Hyde Park Farmhouse / Studio Lotus
Hyde Park Farmhouse / Studio Lotus
Text description provided by the architects. City dwellers in India’s metropolitan centres have been escaping to the relatively quieter, leafier suburbs in droves to spend weekends, away from maddening crowds, jam-packed streets, and air pollution. Serving as a portal to a better quality of life, suburban neighbourhoods are witnessing the proliferation of private farmhouses and bungalows where residents can spend time with their families, entertain guests, and reconnect with nature.
The Earth and Glass House, located in suburban New Delhi, is designed as a weekend retreat for a family looking to host friends and relatives to decompress from the chaos of big city living. Situated on a two-acre rectangular plot with one half reserved for hosting events, the house is surrounded by farmlands on three sides and a dense urban settlement on its eastern edge. The clients had a fifteen-metre-high compound wall constructed along this fringe to ensure privacy and security. Creating a landscaped zone along this wall as a buffer to the development became a starting point for initiating the design scheme.
Envisioned to provide a framework that would accommodate multiple recreational functions, this landscaped zone serves as an extension to the living area. A secondary rammed earth wall used from soil excavated during construction forms a continuous backdrop to the swimming pool. Covered walkways assembled using a grid of light metalwork, interspersed with silver oak trees retained along the site periphery are designed to further add a layer of landscape and privacy. The metal armature allows for diverse recreational activities. These include a DJ deck, a small pool house and a treehouse-like machan. The resultant interstitial space is designed to house vines, creepers and plants in irrigated troughs along the gridwork to create a dense mesh of vegetation.
The site zoning is derived from the principles of Vastu. To let in the south sun and bring the outdoors in, the design team scooped out a winter court, opening the living area to the landscape, facilitating a seamless line of sight—from the winter court to the lawns on the north. The private spaces flank the living room, and are connected by a terrace garden and a shaded bridge on the upper level. The house brings together three construction systems: load-bearing walls made of rammed earth, a mild steel framework, and exposed RCC slabs. A key design challenge was to develop the requisite joinery and junction details to cohesively unite these three distinct structural systems.
A driveway leads visitors to the entrance porch, shaded by a ten-metre long cantilevered volume resting on a load-bearing rammed earth wall and a pair of V-shaped columns. The entryway is marked by a double-height, sky-lit court within which sits a staircase that establishes a visual and spatial connection between the shared and the private spaces. Its brass railing emulates twigs and branches of the nearby trees as a nod to nature. An installation resembling a curved timber door mimics the form of the staircase; together, the ensemble injects the space with a sculptural presence.

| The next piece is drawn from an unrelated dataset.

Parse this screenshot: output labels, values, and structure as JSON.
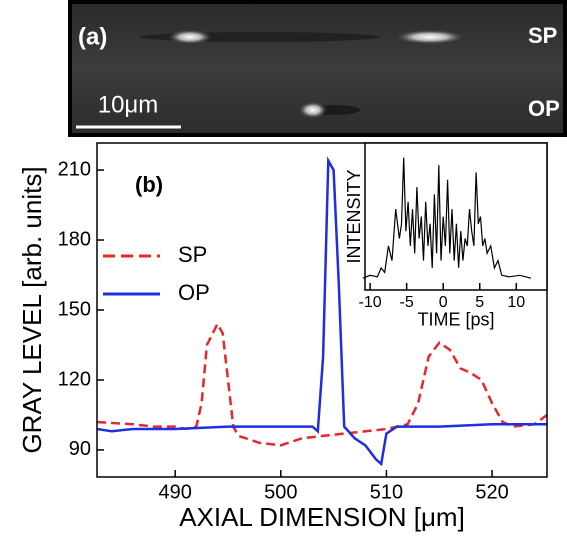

Designed in the form of a pavilion, the living area features panoramic glazing that ensures the interiors remain day-lit throughout. Like a work of art, a Jenga-inspired bar articulated in concrete and brass serves as a node between the living and dining areas. Beyond, the dining extends into the kitchen and utility spaces. The overall spatial experience invites inhabitants to explore the tactility of the surfaces that populate the space. Revealing the materiality of the building components is intrinsic to the design vocabulary at the house. In the living and dining area, the overarching narrative of metal, stone, and timber is reinforced through the decor and pockets of furniture. Fashioned out of natural materials such as cane and wood, the custom-made furniture articles express the client’s eclectic tastes and introduce a warm, earthy tonality into the interiors.
The material combination of metal, timber, and stone also resonate across the private spaces and find expression in the bedrooms, the baths, and the vanities. The bedrooms housed on the upper level of the cantilevered block feature timber floors that echo the colour and texture of cedar louvres wrapping around the exterior of the cantilevered block. Due to their tactile quality and colour, the cedar louvres render the facade with a touch of warmth and distinctiveness. Each louvre is also manually operable to grant the desired degree of shade, ventilation and privacy to the residents. Each bedroom is outfitted with bespoke furniture; for instance, in the master bedroom, an oakwood cabinet, through its depiction of a heron and the bakul tree in naqashi relief, captures the spirit of the season of basant or spring.
True to its concept of bringing nature inside, the bathrooms are fitted with skylights that admit diffused daylight and reveal views of the nearby foliage. Akin to the communal spaces, the baths employ a palette of timber, agglomerated stone and tiles. Vanities crafted with terrazzo, brass, and copper further accentuate the interior expression and bring in an element of understated luxury. Joining forces with Mangrove Collective, the design team engaged with an assortment of materials and artefacts to bring a sense of cohesion into the design vocabulary at the Earth and Glass House. The house converges around the idea of living in harmony with nature, facilitating fluid transitions and providing its residents with a sanctuary to unwind in and connect with the outdoors.